What I also noticed is that the performance on the ThinkPad damatically worse than on the workstation.
Conclusion #
If you’re tuning I/O performance on OpenBSD — whether for databases, file servers, or personal use — don’t fall into the “more jobs = more performance” trap. Our tests clearly show:
- 6 to 8 parallel jobs is optimal for both reads and writes.
- Beyond that, latency suffers and throughput gains are negligible.

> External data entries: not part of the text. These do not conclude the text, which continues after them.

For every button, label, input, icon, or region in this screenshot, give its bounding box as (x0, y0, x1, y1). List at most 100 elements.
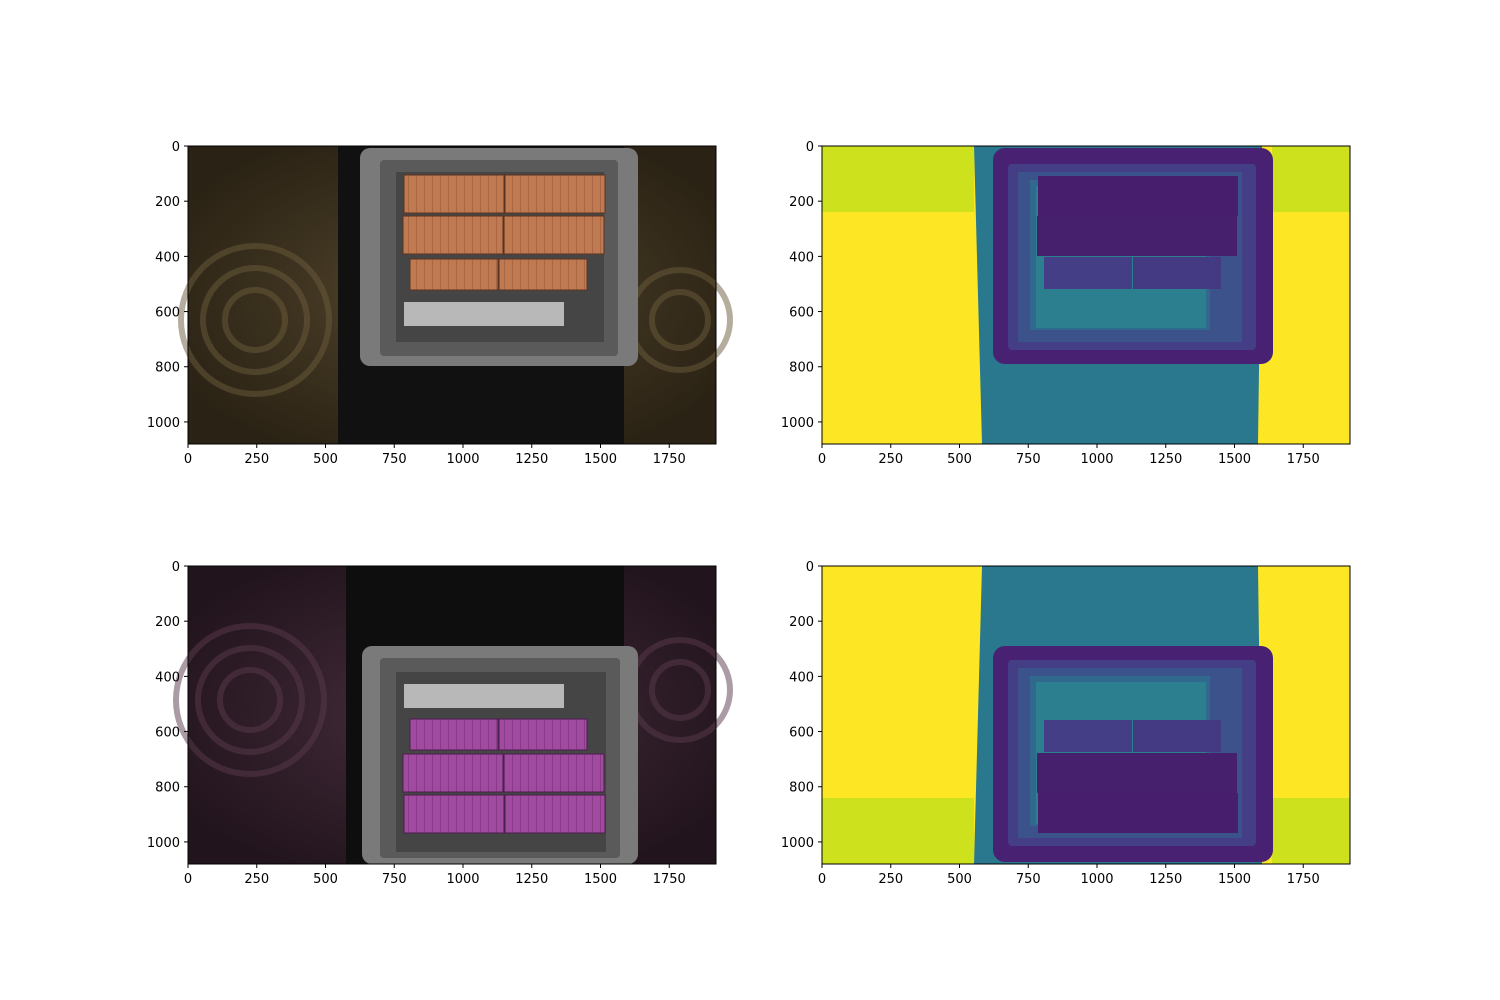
box (503, 215, 605, 255)
segment-boxes (1037, 176, 1238, 289)
panel-bottom-right (822, 566, 1350, 864)
x-tick-label: 500 (313, 452, 338, 467)
x-tick-label: 1750 (1287, 452, 1320, 467)
x-tick-label: 750 (382, 452, 407, 467)
y-tick-label: 200 (155, 615, 180, 630)
segment-lime-left (822, 146, 974, 212)
box (503, 753, 605, 793)
axes-frame (187, 565, 717, 865)
segment-box (1044, 257, 1132, 289)
y-tick-label: 200 (789, 615, 814, 630)
y-tick-label: 800 (789, 781, 814, 796)
segment-lime-right (1272, 146, 1350, 212)
x-tick-label: 0 (818, 452, 826, 467)
segment-boxes (1037, 720, 1238, 833)
x-tick-label: 1750 (1287, 872, 1320, 887)
axes-layer: 0 250 500 750 1000 1250 1500 1750 0 200 400 600 800 1… (147, 140, 1351, 887)
axes-frame (821, 145, 1351, 445)
cardboard-boxes (402, 174, 606, 291)
y-tick-label: 0 (172, 140, 180, 155)
x-tick-label: 1500 (1218, 452, 1251, 467)
x-tick-label: 1000 (1080, 872, 1113, 887)
segment-box (1133, 720, 1221, 752)
box (402, 215, 504, 255)
y-tick-label: 1000 (781, 836, 814, 851)
x-tick-label: 1500 (584, 872, 617, 887)
segment-box (1038, 793, 1238, 833)
panel-top-left (178, 146, 733, 444)
x-tick-label: 1250 (1149, 452, 1182, 467)
axes-4: 0 250 500 750 1000 1250 1500 1750 0 200 400 600 800 1… (781, 560, 1351, 887)
y-tick-label: 600 (155, 726, 180, 741)
box (498, 258, 588, 291)
x-tick-label: 250 (878, 452, 903, 467)
y-tick-label: 400 (155, 670, 180, 685)
y-tick-label: 200 (155, 195, 180, 210)
y-tick-label: 600 (789, 306, 814, 321)
y-tick-label: 800 (155, 361, 180, 376)
segment-box (1133, 257, 1221, 289)
x-tick-label: 500 (947, 872, 972, 887)
panel-bottom-left (173, 566, 733, 864)
x-tick-label: 1000 (1080, 452, 1113, 467)
box (409, 258, 499, 291)
y-tick-label: 0 (806, 560, 814, 575)
x-tick-label: 0 (184, 872, 192, 887)
x-tick-label: 1750 (653, 452, 686, 467)
box (403, 174, 505, 214)
axes-2: 0 250 500 750 1000 1250 1500 1750 0 200 400 600 800 1… (781, 140, 1351, 467)
segment-box (1044, 720, 1132, 752)
x-tick-label: 500 (313, 872, 338, 887)
segment-lime-left (822, 798, 974, 864)
y-tick-label: 600 (789, 726, 814, 741)
y-tick-label: 200 (789, 195, 814, 210)
box (403, 794, 505, 834)
x-tick-label: 0 (818, 872, 826, 887)
cardboard-boxes (402, 718, 606, 834)
box (402, 753, 504, 793)
x-tick-label: 1000 (446, 872, 479, 887)
x-tick-label: 250 (878, 872, 903, 887)
y-tick-label: 1000 (781, 416, 814, 431)
segment-box (1037, 216, 1237, 256)
segment-lime-right (1272, 798, 1350, 864)
x-tick-label: 1000 (446, 452, 479, 467)
y-tick-label: 800 (155, 781, 180, 796)
x-tick-label: 1250 (515, 452, 548, 467)
x-tick-label: 1500 (1218, 872, 1251, 887)
x-tick-label: 250 (244, 872, 269, 887)
axes-frame (187, 145, 717, 445)
segment-box (1038, 176, 1238, 216)
axes-frame (821, 565, 1351, 865)
x-tick-label: 1250 (1149, 872, 1182, 887)
y-tick-label: 0 (806, 140, 814, 155)
x-tick-label: 250 (244, 452, 269, 467)
box (409, 718, 499, 751)
box (504, 174, 606, 214)
x-tick-label: 1750 (653, 872, 686, 887)
y-tick-label: 1000 (147, 836, 180, 851)
y-tick-label: 400 (789, 250, 814, 265)
y-tick-label: 600 (155, 306, 180, 321)
x-tick-label: 500 (947, 452, 972, 467)
y-tick-label: 400 (155, 250, 180, 265)
panel-top-right (822, 146, 1350, 444)
x-tick-label: 0 (184, 452, 192, 467)
x-tick-label: 750 (1016, 872, 1041, 887)
box (498, 718, 588, 751)
y-tick-label: 800 (789, 361, 814, 376)
axes-3: 0 250 500 750 1000 1250 1500 1750 0 200 400 600 800 1… (147, 560, 717, 887)
axes-1: 0 250 500 750 1000 1250 1500 1750 0 200 400 600 800 1… (147, 140, 717, 467)
crate-slot (404, 684, 564, 708)
y-tick-label: 400 (789, 670, 814, 685)
x-tick-label: 1500 (584, 452, 617, 467)
box (504, 794, 606, 834)
x-tick-label: 750 (1016, 452, 1041, 467)
x-tick-label: 1250 (515, 872, 548, 887)
x-tick-label: 750 (382, 872, 407, 887)
crate-slot (404, 302, 564, 326)
y-tick-label: 1000 (147, 416, 180, 431)
y-tick-label: 0 (172, 560, 180, 575)
segment-box (1037, 753, 1237, 793)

I wanted to get a quick but solid overview of how well OpenBSD handles disk I/O across increasing thread counts. The results matched my expectations — scaling up works to a point, but there are trade-offs. What these benchmarks don’t show is that once the number of threads grows too large, my KDE desktop becomes almost unusable. This is something to keep in mind for real-world multitasking scenarios.
An upcoming test I plan to run will involve RW performance on USB sticks, which could offer more insight as we stress more subsystems.